I don’t actually remember my mom ever fighting with boiled eggs.  I don’t know if she had this little system licked and never had a problem, or if she was less of a perfectionist and really didn’t care if the eggs were perfect.  Either way they always tasted great, and I guess the look really didn’t matter, as I for one don’t remember if the whites were perfect or not.  I must say that this was a pretty humbling experience.  In general, I produce a pretty good product.
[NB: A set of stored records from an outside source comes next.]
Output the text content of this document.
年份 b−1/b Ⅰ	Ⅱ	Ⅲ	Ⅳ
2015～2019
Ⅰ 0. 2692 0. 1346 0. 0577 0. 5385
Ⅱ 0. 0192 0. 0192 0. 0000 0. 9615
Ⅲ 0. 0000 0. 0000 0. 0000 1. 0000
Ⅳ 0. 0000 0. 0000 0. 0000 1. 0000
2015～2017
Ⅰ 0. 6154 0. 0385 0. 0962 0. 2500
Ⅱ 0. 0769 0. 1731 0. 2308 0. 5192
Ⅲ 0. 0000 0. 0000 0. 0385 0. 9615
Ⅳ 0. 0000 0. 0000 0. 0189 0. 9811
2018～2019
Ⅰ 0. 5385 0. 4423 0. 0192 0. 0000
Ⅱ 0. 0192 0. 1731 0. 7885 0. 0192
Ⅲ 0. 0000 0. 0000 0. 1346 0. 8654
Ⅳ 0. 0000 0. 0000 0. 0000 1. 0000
I am not saying that I have never had a desert that didn’t set properly or a roast that over cooked because I have, but in general, when I make or do something I do it pretty well.  This result is so sub standard for me and the incredible stress it brought really caught me off guard.  I have decorated cakes that have required supreme patience and a very steady hand.  No problem! I would never have thought that peeling eggs would be so hard for me.  What an eye-opener!  The next time I eat someone  else’s devilled eggs, I will have a new respect and appreciation for the chef that prepared them.  It’s painful!  I will take cake decorating over egg peeling any day!

devilled eggsI think the egg filling tastes okay, but the recipe says to let the flavours blend for several hours, so we’ll have to wait and see.  From the top, they don’t look so bad ~ the deep dish helps hide the utter mess below.  Over all this was somewhere between an epic fail and a slim pass.  Hopefully they taste great!